---
layout: doc_page
---

Evaluate Druid
==============

This page is meant to help you in evaluating Druid by answering common questions that come up.

## Evaluating on a Single Machine

Most of the tutorials focus on running multiple Druid services on a single machine in an attempt to teach basic Druid concepts, and work out kinks in data ingestion. The configurations in the tutorials are
 very poor choices for an actual production cluster.

## Capacity and Cost Planning

The best way to understand what your cluster will cost is to first understand how much data reduction you will get when you create segments.
We recommend indexing and creating segments from 1G of your data and evaluating the resultant segment size. This will allow you to see how much your data rolls up, and how many segments will be able
to be loaded on the hardware you have at your disposal.

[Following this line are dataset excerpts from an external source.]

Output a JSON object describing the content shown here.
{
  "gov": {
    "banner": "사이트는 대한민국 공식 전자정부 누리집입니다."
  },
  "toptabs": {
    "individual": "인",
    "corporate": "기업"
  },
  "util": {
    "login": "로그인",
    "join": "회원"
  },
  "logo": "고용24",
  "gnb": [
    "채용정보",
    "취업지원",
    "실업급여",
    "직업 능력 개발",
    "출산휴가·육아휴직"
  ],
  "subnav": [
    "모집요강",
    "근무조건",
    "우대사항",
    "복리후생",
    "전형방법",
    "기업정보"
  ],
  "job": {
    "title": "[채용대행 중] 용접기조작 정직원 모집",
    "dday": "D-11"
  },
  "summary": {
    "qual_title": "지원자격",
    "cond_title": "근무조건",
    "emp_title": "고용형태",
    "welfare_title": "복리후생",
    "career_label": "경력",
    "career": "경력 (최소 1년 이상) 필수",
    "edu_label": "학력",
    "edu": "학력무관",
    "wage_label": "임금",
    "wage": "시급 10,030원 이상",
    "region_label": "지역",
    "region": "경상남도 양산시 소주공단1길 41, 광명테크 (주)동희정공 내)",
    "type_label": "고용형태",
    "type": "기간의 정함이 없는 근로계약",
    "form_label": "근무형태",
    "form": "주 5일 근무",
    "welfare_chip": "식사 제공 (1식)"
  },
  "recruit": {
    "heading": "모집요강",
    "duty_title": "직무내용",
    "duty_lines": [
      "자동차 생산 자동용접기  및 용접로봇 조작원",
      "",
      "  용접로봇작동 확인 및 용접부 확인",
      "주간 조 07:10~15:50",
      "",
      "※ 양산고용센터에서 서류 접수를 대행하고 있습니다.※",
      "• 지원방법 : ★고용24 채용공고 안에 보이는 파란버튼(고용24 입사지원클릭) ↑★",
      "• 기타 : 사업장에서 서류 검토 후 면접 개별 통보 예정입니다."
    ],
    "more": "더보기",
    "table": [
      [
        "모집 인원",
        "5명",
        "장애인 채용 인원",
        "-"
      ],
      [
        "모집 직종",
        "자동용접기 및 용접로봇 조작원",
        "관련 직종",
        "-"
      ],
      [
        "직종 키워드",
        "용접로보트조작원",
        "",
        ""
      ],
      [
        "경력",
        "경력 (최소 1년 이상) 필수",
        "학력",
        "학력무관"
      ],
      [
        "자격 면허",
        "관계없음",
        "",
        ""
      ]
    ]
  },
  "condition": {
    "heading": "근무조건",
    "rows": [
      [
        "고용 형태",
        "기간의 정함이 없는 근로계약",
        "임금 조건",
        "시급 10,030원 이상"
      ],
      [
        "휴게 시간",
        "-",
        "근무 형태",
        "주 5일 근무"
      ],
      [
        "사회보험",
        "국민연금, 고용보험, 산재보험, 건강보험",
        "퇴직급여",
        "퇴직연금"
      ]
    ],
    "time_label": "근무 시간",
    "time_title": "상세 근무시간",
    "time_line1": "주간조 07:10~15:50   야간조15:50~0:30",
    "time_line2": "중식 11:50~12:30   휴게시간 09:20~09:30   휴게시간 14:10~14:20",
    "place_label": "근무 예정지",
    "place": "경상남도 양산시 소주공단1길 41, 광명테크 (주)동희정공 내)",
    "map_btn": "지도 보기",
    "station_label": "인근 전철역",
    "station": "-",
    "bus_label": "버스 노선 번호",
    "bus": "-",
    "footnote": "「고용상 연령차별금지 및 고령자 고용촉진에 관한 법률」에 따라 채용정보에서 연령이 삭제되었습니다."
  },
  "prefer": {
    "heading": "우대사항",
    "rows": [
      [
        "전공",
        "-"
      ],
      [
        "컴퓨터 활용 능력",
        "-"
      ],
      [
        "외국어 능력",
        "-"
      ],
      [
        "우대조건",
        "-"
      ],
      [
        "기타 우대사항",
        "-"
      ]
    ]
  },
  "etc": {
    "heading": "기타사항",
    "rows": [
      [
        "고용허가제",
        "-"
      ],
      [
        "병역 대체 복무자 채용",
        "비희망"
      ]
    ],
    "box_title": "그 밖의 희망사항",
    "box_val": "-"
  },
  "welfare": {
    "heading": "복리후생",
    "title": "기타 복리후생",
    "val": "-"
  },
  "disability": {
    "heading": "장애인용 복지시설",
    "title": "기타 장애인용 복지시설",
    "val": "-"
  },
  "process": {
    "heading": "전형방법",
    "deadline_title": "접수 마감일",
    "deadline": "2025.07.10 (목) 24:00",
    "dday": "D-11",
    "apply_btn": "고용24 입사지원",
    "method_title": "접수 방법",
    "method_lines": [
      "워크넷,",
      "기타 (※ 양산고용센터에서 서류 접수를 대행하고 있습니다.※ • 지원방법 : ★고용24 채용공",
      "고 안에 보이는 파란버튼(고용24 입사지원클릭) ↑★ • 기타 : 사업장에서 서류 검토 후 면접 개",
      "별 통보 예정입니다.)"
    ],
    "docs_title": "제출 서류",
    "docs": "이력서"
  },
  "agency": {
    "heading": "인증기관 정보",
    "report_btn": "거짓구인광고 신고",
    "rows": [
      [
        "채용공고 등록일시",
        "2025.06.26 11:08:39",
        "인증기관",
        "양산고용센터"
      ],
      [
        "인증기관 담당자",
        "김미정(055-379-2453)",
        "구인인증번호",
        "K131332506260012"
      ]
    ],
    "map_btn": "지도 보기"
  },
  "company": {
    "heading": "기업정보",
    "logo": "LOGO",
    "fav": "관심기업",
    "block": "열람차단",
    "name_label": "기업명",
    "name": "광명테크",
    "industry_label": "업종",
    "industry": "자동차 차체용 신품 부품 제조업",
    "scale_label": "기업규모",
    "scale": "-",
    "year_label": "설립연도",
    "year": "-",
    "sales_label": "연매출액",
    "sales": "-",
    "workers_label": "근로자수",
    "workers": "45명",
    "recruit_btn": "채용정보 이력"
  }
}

Most of the cost of a Druid cluster is in historical nodes, followed by real-time indexing nodes if you have a high data intake. For high availability, you should have backup
coordination nodes (coordinators and overlords). Coordination nodes should require much cheaper hardware than nodes that serve queries.

## Selecting Hardware

Druid is designed to run on commodity hardware and we've tried to provide some general guidelines on [how things should be tuned]() for various deployments. We've also provided
some [example specs](../configuration/production-cluster.html) for hardware for a production cluster.

## Benchmarking Druid

The best resource to benchmark Druid is to follow the steps outlined in our [blog post](http://druid.io/blog/2014/03/17/benchmarking-druid.html) about the topic.
The code to reproduce the results in the blog post are all open source. The blog post covers Druid queries on TPC-H data, but you should be able to customize
 configuration parameters to your data set. The blog post is a little outdated and uses an older version of Druid, but is still mostly relevant to demonstrate performance.